A primeira cerimónia de óscares que acompanhei foi a de 1998 (premiando os filmes estreados em 1997). Não a vi em directo, mas sim o resumo que passou no dia seguinte. Na década que se seguiu, passei noites em claro, entre apostas comigo mesmo, torcendo pelos melhores filmes contra os mais populares, os politicamente mais simpáticos ou os artistas da moda. Umas vezes perdi; outras ganhei. Mas durante aqueles anos, apesar de o Cinema já então se encontrar em perda acentuada (em qualidade e popularidade), sempre assisti à cerimónia com enorme entusiasmo.

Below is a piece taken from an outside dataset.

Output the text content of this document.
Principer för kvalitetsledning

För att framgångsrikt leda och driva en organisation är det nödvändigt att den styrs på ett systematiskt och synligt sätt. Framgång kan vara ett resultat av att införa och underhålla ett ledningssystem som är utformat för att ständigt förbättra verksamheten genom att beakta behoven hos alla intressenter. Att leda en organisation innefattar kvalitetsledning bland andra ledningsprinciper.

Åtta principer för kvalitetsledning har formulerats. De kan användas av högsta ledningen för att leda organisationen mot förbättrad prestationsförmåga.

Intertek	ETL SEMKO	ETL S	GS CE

Sobre esse ano de 1997 a cerimónia foi bonita (a homenagem aos premiados ao longo da história é um regalo para amantes de cinema, oferecendo-nos uma última oportunidade para ver em palco os derradeiros sobreviventes da idade de ouro), tal como a qualidade dos nomeados (na altura eram apenas cinco). Com um leque que incluía L.A. Confidencial, O Bom Rebelde ou Melhor é Impossível, conseguiram despejar os óscares no pior filme entre os cinco nomeados: Titanic! (no ano seguinte os membros da Academia alcançaram uma proeza ainda maior, ao entregarem a estatueta principal a A Paixão de Shakespeare, quando estavam nomeados O Resgate do Soldado Ryan e A Vida é Bela!).

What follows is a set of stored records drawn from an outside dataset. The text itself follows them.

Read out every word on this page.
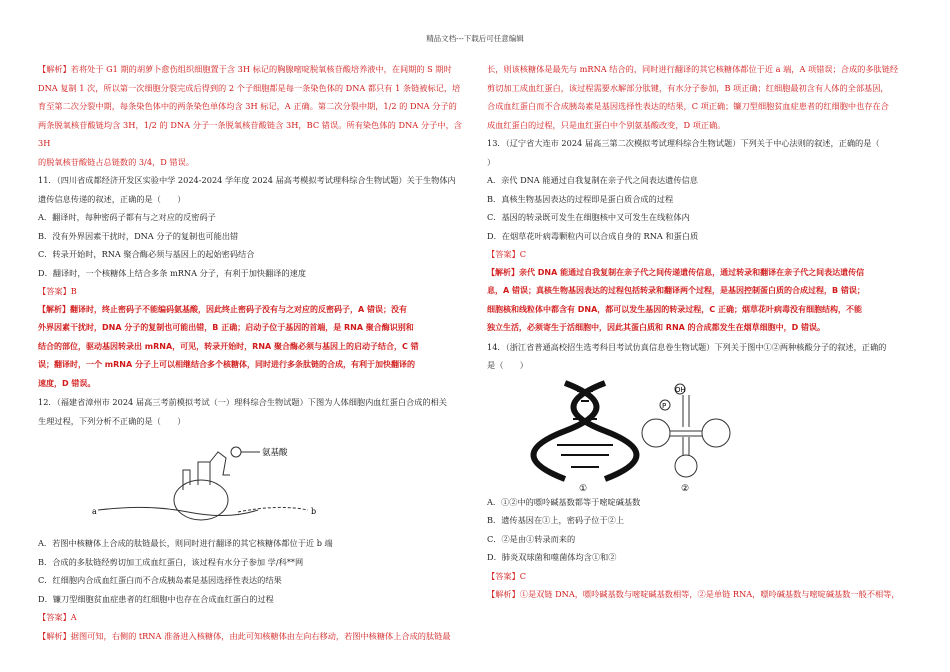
精品文档---下载后可任意编辑

【解析】若将处于 G1 期的胡萝卜愈伤组织细胞置于含 3H 标记的胸腺嘧啶脱氧核苷酸培养液中，在间期的 S 期时

DNA 复制 1 次，所以第一次细胞分裂完成后得到的 2 个子细胞都是每一条染色体的 DNA 都只有 1 条链被标记，培

育至第二次分裂中期，每条染色体中的两条染色单体均含 3H 标记，A 正确。第二次分裂中期，1/2 的 DNA 分子的

两条脱氧核苷酸链均含 3H，1/2 的 DNA 分子一条脱氧核苷酸链含 3H，BC 错误。所有染色体的 DNA 分子中，含 3H

的脱氧核苷酸链占总链数的 3/4，D 错误。

11．（四川省成都经济开发区实验中学 2024-2024 学年度 2024 届高考模拟考试理科综合生物试题）关于生物体内

遗传信息传递的叙述，正确的是（　　）

A．翻译时，每种密码子都有与之对应的反密码子

B．没有外界因素干扰时，DNA 分子的复制也可能出错

C．转录开始时，RNA 聚合酶必须与基因上的起始密码结合

D．翻译时，一个核糖体上结合多条 mRNA 分子，有利于加快翻译的速度

【答案】B

【解析】翻译时，终止密码子不能编码氨基酸，因此终止密码子没有与之对应的反密码子，A 错误；没有

外界因素干扰时，DNA 分子的复制也可能出错，B 正确；启动子位于基因的首端，是 RNA 聚合酶识别和

结合的部位，驱动基因转录出 mRNA，可见，转录开始时，RNA 聚合酶必须与基因上的启动子结合，C 错

误；翻译时，一个 mRNA 分子上可以相继结合多个核糖体，同时进行多条肽链的合成，有利于加快翻译的

速度，D 错误。

12．（福建省漳州市 2024 届高三考前模拟考试（一）理科综合生物试题）下图为人体细胞内血红蛋白合成的相关

生理过程，下列分析不正确的是（　　）

氨基酸
a	b

A．若图中核糖体上合成的肽链最长，则同时进行翻译的其它核糖体都位于近 b 端

B．合成的多肽链经剪切加工成血红蛋白，该过程有水分子参加 学/科**网

C．红细胞内合成血红蛋白而不合成胰岛素是基因选择性表达的结果

D．镰刀型细胞贫血症患者的红细胞中也存在合成血红蛋白的过程

【答案】A

【解析】据图可知，右侧的 tRNA 准备进入核糖体，由此可知核糖体由左向右移动，若图中核糖体上合成的肽链最

长，则该核糖体是最先与 mRNA 结合的，同时进行翻译的其它核糖体都位于近 a 端，A 项错误；合成的多肽链经

剪切加工成血红蛋白，该过程需要水解部分肽键，有水分子参加，B 项正确；红细胞最初含有人体的全部基因，

合成血红蛋白而不合成胰岛素是基因选择性表达的结果，C 项正确；镰刀型细胞贫血症患者的红细胞中也存在合

成血红蛋白的过程，只是血红蛋白中个别氨基酸改变，D 项正确。

13．（辽宁省大连市 2024 届高三第二次模拟考试理科综合生物试题）下列关于中心法则的叙述，正确的是（

）

A．亲代 DNA 能通过自我复制在亲子代之间表达遗传信息

B．真核生物基因表达的过程即是蛋白质合成的过程

C．基因的转录既可发生在细胞核中又可发生在线粒体内

D．在烟草花叶病毒颗粒内可以合成自身的 RNA 和蛋白质

【答案】C

【解析】亲代 DNA 能通过自我复制在亲子代之间传递遗传信息，通过转录和翻译在亲子代之间表达遗传信

息，A 错误；真核生物基因表达的过程包括转录和翻译两个过程，是基因控制蛋白质的合成过程，B 错误；

细胞核和线粒体中都含有 DNA，都可以发生基因的转录过程，C 正确；烟草花叶病毒没有细胞结构，不能

独立生活，必须寄生于活细胞中，因此其蛋白质和 RNA 的合成都发生在烟草细胞中，D 错误。

14．（浙江省普通高校招生选考科目考试仿真信息卷生物试题）下列关于图中①②两种核酸分子的叙述，正确的

是（　　）

①
OH
P
②

A．①②中的嘌呤碱基数都等于嘧啶碱基数

B．遗传基因在①上，密码子位于②上

C．②是由①转录而来的

D．肺炎双球菌和噬菌体均含①和②

【答案】C

【解析】①是双链 DNA，嘌呤碱基数与嘧啶碱基数相等，②是单链 RNA，嘌呤碱基数与嘧啶碱基数一般不相等，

Voltando a 1997, um filme que ficou mais ou menos eclipsado, concedendo-lhe a Academia a esmola de “estar nomeado já é uma vitória” foi Ou Tudo ou Nada.
Nesta comédia britânica de Peter Cattaneo, passada na comunidade siderúrgica de Sheffield, seis homens desempregados, feios e fisicamente desinteressantes (por enquanto ainda se pode escrever), entre outros problemas como depressões, casamentos falhados, falta de autoestima ou serem cuidadores, resolvem montar um espectáculo de striptease para ganhar dinheiro, depois de verem o entusiasmo das mulheres da cidade por um show do género. Só que a proposta dos próprios trazia uma novidade: em palco, iriam até ao fim, propondo-se tirar tudo!

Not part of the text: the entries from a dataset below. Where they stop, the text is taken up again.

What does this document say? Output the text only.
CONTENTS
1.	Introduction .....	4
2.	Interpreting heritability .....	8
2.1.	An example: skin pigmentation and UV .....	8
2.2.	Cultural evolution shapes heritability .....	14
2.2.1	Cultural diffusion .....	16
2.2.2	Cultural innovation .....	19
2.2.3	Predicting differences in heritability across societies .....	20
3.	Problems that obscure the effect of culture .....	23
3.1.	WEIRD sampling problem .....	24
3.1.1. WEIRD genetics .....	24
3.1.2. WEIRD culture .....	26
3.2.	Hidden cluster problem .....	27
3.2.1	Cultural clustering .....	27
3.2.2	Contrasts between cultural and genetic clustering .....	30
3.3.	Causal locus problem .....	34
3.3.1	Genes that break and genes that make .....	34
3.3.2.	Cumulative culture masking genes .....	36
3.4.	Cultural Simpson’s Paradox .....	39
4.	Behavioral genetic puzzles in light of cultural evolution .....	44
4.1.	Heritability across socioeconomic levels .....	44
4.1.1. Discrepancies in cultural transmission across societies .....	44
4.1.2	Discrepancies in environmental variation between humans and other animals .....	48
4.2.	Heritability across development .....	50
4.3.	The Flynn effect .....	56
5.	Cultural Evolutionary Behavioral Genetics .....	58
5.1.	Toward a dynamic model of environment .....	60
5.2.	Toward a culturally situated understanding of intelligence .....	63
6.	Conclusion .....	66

Começa então uma onda de entusiasmo e curiosidade – a identidade dos strippers era desconhecida na publicidade que se iniciara – em torno daquele espectáculo, chegando ao ponto de receberem o apoio das próprias mulheres para realizar o projecto!
Alguns actores já eram ou viriam a ser nomes seguros do cinema britânico, como Robert Carlyle, Tom Wilkinson (falecido no final de 2023), Mark Addy ou Lesley Sharp, e todos personificam na perfeição os peões de uma classe operária em decadência que, nada tendo a perder, resolvem apostar tudo para mudar as suas vidas.
Além de uma comédia brilhante e de um retrato social bem conseguido de um dos grandes desafios dos países ocidentais (a desindustrialização), o filme, contando com desempenhos fantásticos e uma produção bem agarrada por todos, do argumento ao realizador, mostra-nos como a união (entre todos e em torno de uma causa comum), nos pode levar a resgatar o melhor de nós.
Entre inúmeros prémios nos diversos festivais, a obra ganhou três BAFTAS (filme, actor, actor secundário mais o prémio adicional da escolha do público) e ainda levou um óscar, para a banda sonora de comédia. Admito que pouco mais haveria para sonhar, dado o vencedor anunciado à partida dos prémios da Academia, mas Ou Tudo ou Nada permanece hoje como um trabalho notável de como fazer bom cinema com poucos meios e conseguir assim competir no campeonato dos crescidos, por mais enviesados que estejam os critérios que hoje servem de base à premiação dos filmes.
Hoje, vinte e sete anos depois, vale a pena revisitar Ou Tudo ou Nada; pelos momentos hilariantes e pela honestidade com que, com tão pouco se consegue chegar tão longe.